Science enables humans to satisfy their needs. It does nothing to change them. They are no different today from what they have always been. There is progress in knowledge, but not in ethics. This is the verdict both of science and history, and the view of every one of the world's religions.

- John Gray, Straw Dogs: Thoughts on Humans and Other Animals

Please read on if you understand the above wisdom from John Gray. 

Teleporting quantum information is big deal and researchers have successfully done it now but please don't confuse this scientific progress with moral progress.
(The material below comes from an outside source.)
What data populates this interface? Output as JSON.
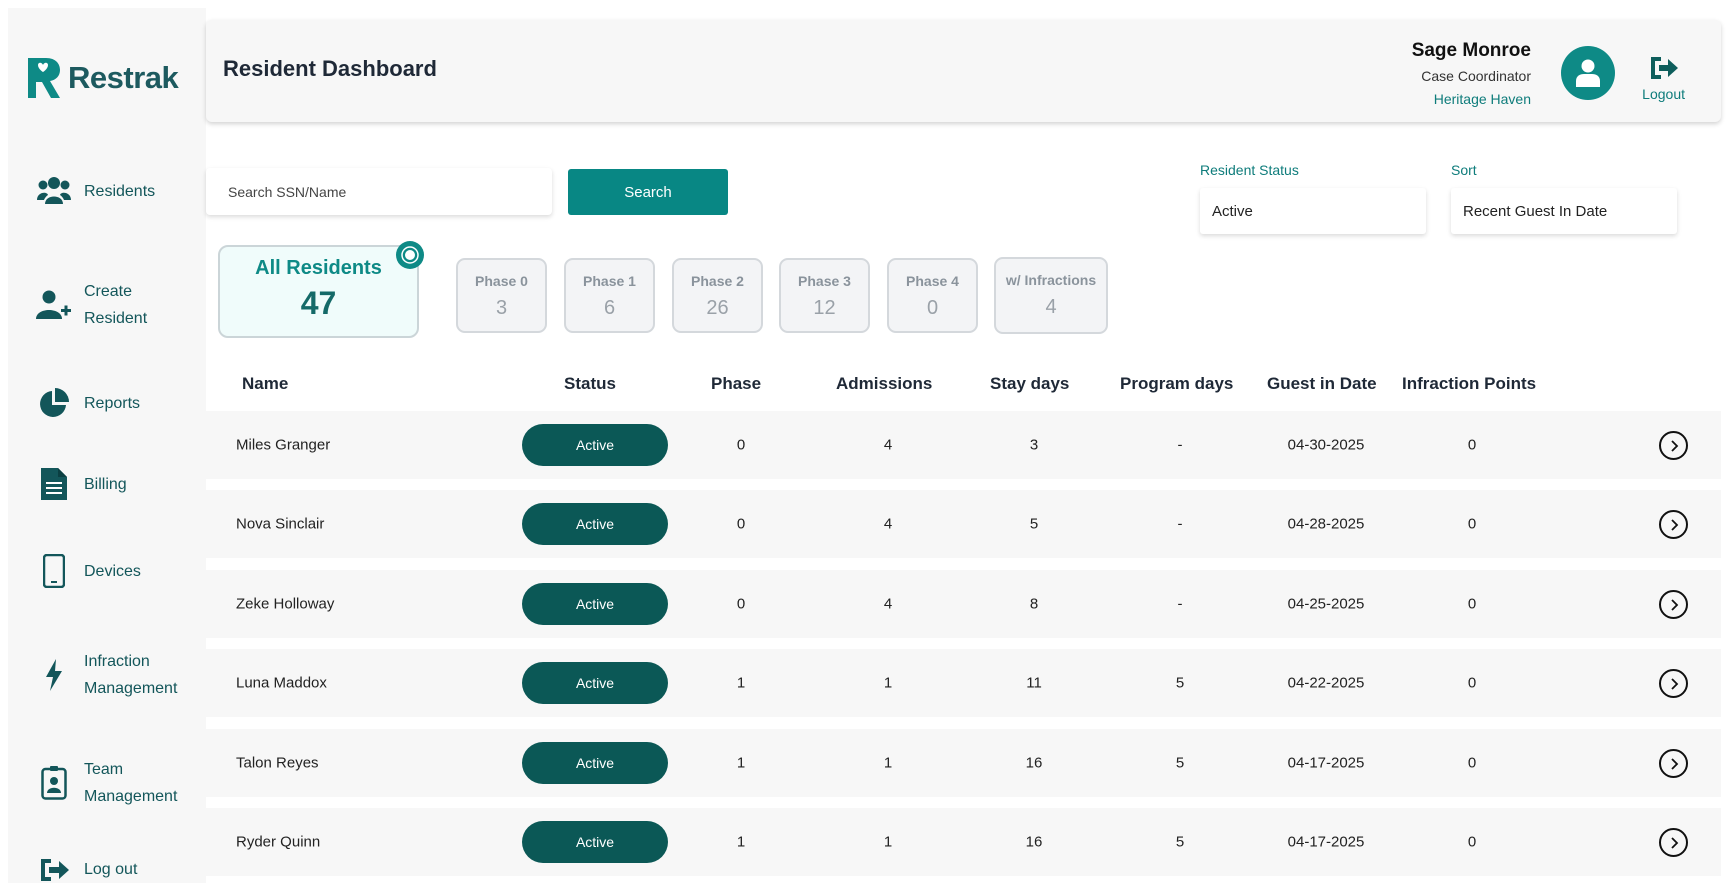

We will still continue to cause pain to animals, kill each other in wars, abuse children, and die/kill nonsensical myths. 

From Good News Networks

Researchers have successfully teleported quantum information securely within the confines of a diamond – and the study has big implications for quantum information technology, the future of how sensitive information is shared and stored.

The researchers from the Yokohama National University published their results earlier this week in Communications Physics.

According to the American Physical Society’s physics page, quantum information is spy-proof. When an eavesdropper attempts to intercept a message encoded in a quantum state, the message is altered by the eavesdropper’s measurement. Quantum bits, or “Qubits”, also cannot be copied – any attempt to do so instead creates an entangled state.

“Quantum teleportation permits the transfer of quantum information into an otherwise inaccessible space,” said Hideo Kosaka, a professor of engineering at Yokohama National University and an author on the study. “It also permits the transfer of information into a quantum memory without revealing or destroying the stored quantum information.”

The “inaccessible space”, in this case, consisted of carbon atoms in diamond. Made of linked, yet individually contained, carbon atoms, a diamond holds the perfect ingredients for quantum teleportation.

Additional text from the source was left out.